Eric Chassefière réinvente la poésie par une écriture des sens capable de pénétrer l’impénétrabilité de l’être. Il ne cultive pas une forme d’impuissance dans l’ivresse des songes. Il devient capable de savoir ce qui le saisit presque sans le comprendre. Tout se produit dans « chaque dessin de l’instant dans la lumière, chaque silence, chaque chemin qui s’ouvre ». Avec ce livre, les vers sont remplacés par des fragments de prose où se libèrent et transposent ce qui arrive et ce qui est éprouvé dans le cheminement différent de la pensée.
La sphère de la parole change tout de soi-même jusqu’au monde vu. Elle peut créer une culture toute neuve, l’évolution de la poésie. Elle n’est pas ici faite de colonies de symboles, comme sur le cortex cérébral. C’est quelque chose de plus profond, qui atteint l’âme, cette conscience supérieure, son fond sublime,
L’auteur ne prend pas la nature pour un plafond dans la chambre de la modernité. La poésie devient pure puissance jusqu’à la « puissance de ne pas » (l’architecte ou le musicien conservent leur puissance de faire même quand ils ne construisent pas ou ne jouent pas).
Cet outil méconnu (la poésie en vers ou en prose), dont les seuls équivalents en termes de bouleversement du regard sont la spiritualité et la relation amoureuse, permet de creuser dans l’être l’espace d’une « gratuité » dotée de valeur. Rien de gratuit dans cette gratuité. Tout est développé sous l’effet conjugué d’une capacité d’attention, d’échanges, d’un usage immodéré de la poésie.

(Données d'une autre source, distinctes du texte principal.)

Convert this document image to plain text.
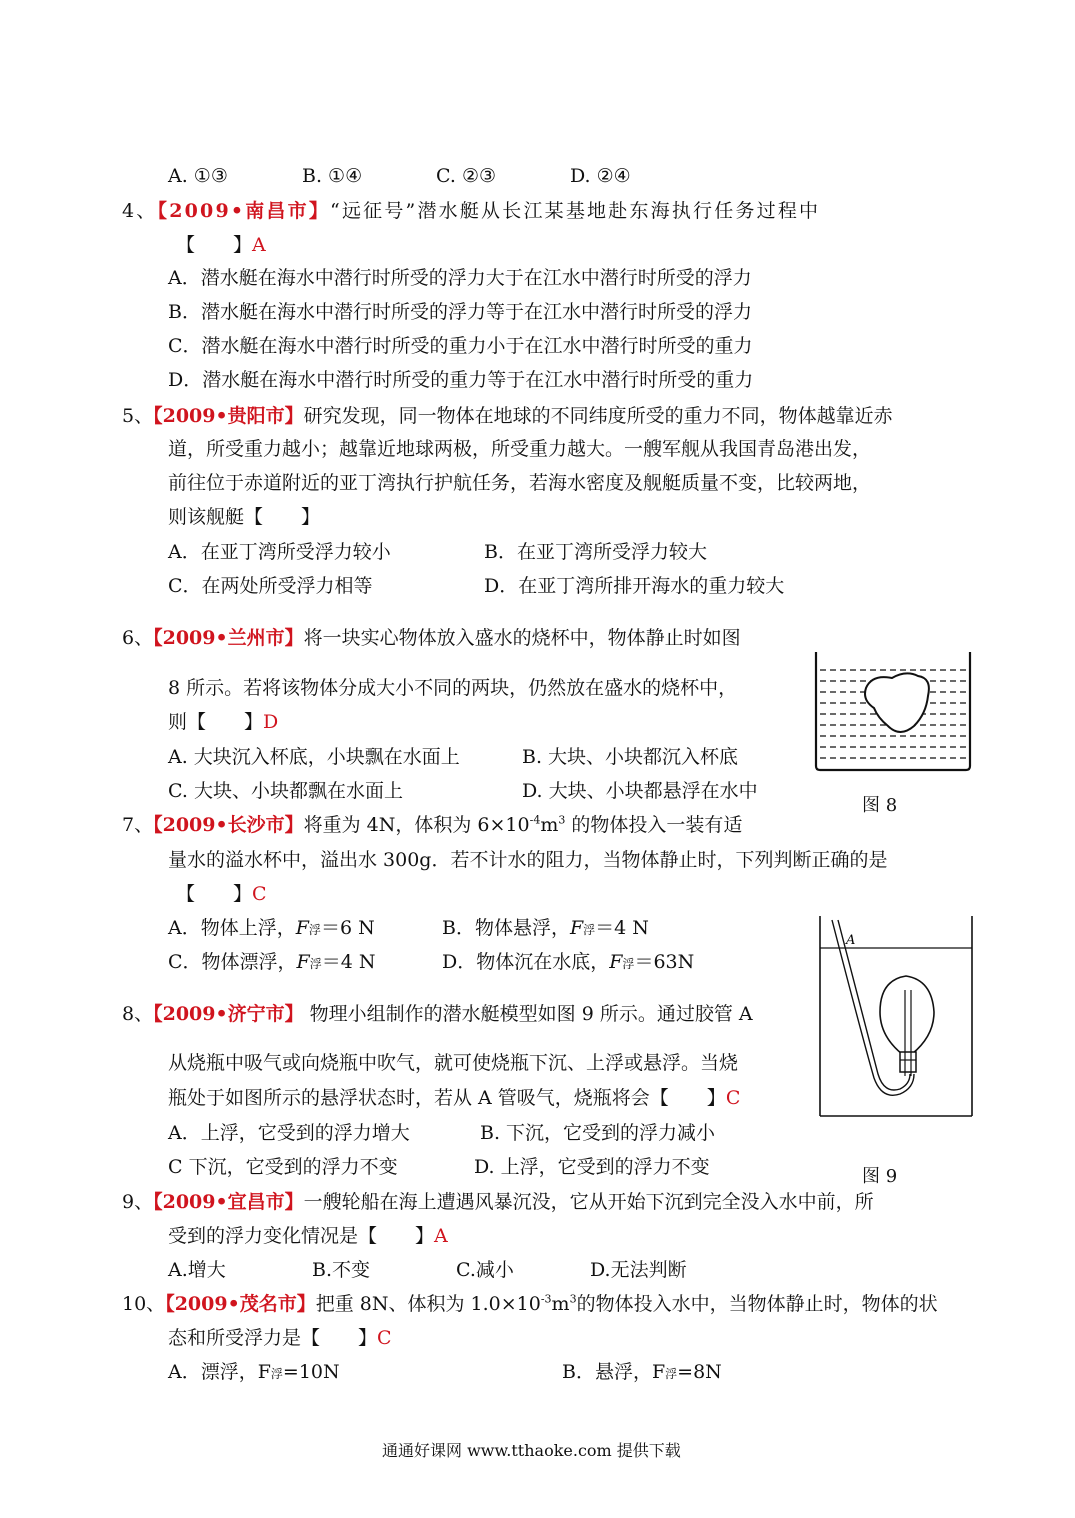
A. ①③	B. ①④	C. ②③	D. ②④
4、【2009•南昌市】“远征号”潜水艇从长江某基地赴东海执行任务过程中
【　　】A
A．潜水艇在海水中潜行时所受的浮力大于在江水中潜行时所受的浮力
B．潜水艇在海水中潜行时所受的浮力等于在江水中潜行时所受的浮力
C．潜水艇在海水中潜行时所受的重力小于在江水中潜行时所受的重力
D．潜水艇在海水中潜行时所受的重力等于在江水中潜行时所受的重力
5、【2009•贵阳市】研究发现，同一物体在地球的不同纬度所受的重力不同，物体越靠近赤
道，所受重力越小；越靠近地球两极，所受重力越大。一艘军舰从我国青岛港出发，
前往位于赤道附近的亚丁湾执行护航任务，若海水密度及舰艇质量不变，比较两地，
则该舰艇【　　】
A．在亚丁湾所受浮力较小	B．在亚丁湾所受浮力较大
C．在两处所受浮力相等	D．在亚丁湾所排开海水的重力较大
6、【2009•兰州市】将一块实心物体放入盛水的烧杯中，物体静止时如图
8 所示。若将该物体分成大小不同的两块，仍然放在盛水的烧杯中，
则【　　】D
A. 大块沉入杯底，小块飘在水面上	B. 大块、小块都沉入杯底
C. 大块、小块都飘在水面上	D. 大块、小块都悬浮在水中
图 8
7、【2009•长沙市】将重为 4N，体积为 $6\times 10^{-4}m^3$ 的物体投入一装有适
量水的溢水杯中，溢出水 300g．若不计水的阻力，当物体静止时，下列判断正确的是
【　　】C
A．物体上浮，F浮＝6 N	B．物体悬浮，F浮＝4 N
C．物体漂浮，F浮＝4 N	D．物体沉在水底，F浮＝63N
A
图 9
8、【2009•济宁市】 物理小组制作的潜水艇模型如图 9 所示。通过胶管 A
从烧瓶中吸气或向烧瓶中吹气，就可使烧瓶下沉、上浮或悬浮。当烧
瓶处于如图所示的悬浮状态时，若从 A 管吸气，烧瓶将会【　　】C
A．上浮，它受到的浮力增大	B. 下沉，它受到的浮力减小
C 下沉，它受到的浮力不变	D. 上浮，它受到的浮力不变
9、【2009•宜昌市】一艘轮船在海上遭遇风暴沉没，它从开始下沉到完全没入水中前，所
受到的浮力变化情况是【　　】A
A.增大	B.不变	C.减小	D.无法判断
10、【2009•茂名市】把重 8N、体积为 $1.0\times 10^{-3}m^3$的物体投入水中，当物体静止时，物体的状
态和所受浮力是【　　】C
A．漂浮，F浮=10N	B．悬浮，F浮=8N
通通好课网 www.tthaoke.com 提供下载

Nous découvrons ici les signes avant-coureurs d’une des fonctions humaines les plus essentielles permettant d’entrer en contact avec le monde. De plus, pour créer ce courant grâce auquel se gagne un espace propice à la libération. Mais pas pour n’importe comment ou quoi. Chassefière sait s’extraire d’un langage abîmé, limité, appauvri, pour investir un espace d’expression symbolique non strictement déterminé là où un pas au-delà prend racine.
jean-paul gavard-perret
Eric Chassefière, Comme tremble le seuil, Editions Alcyone, Saintes, 2024, 92 p. — 20,00 €.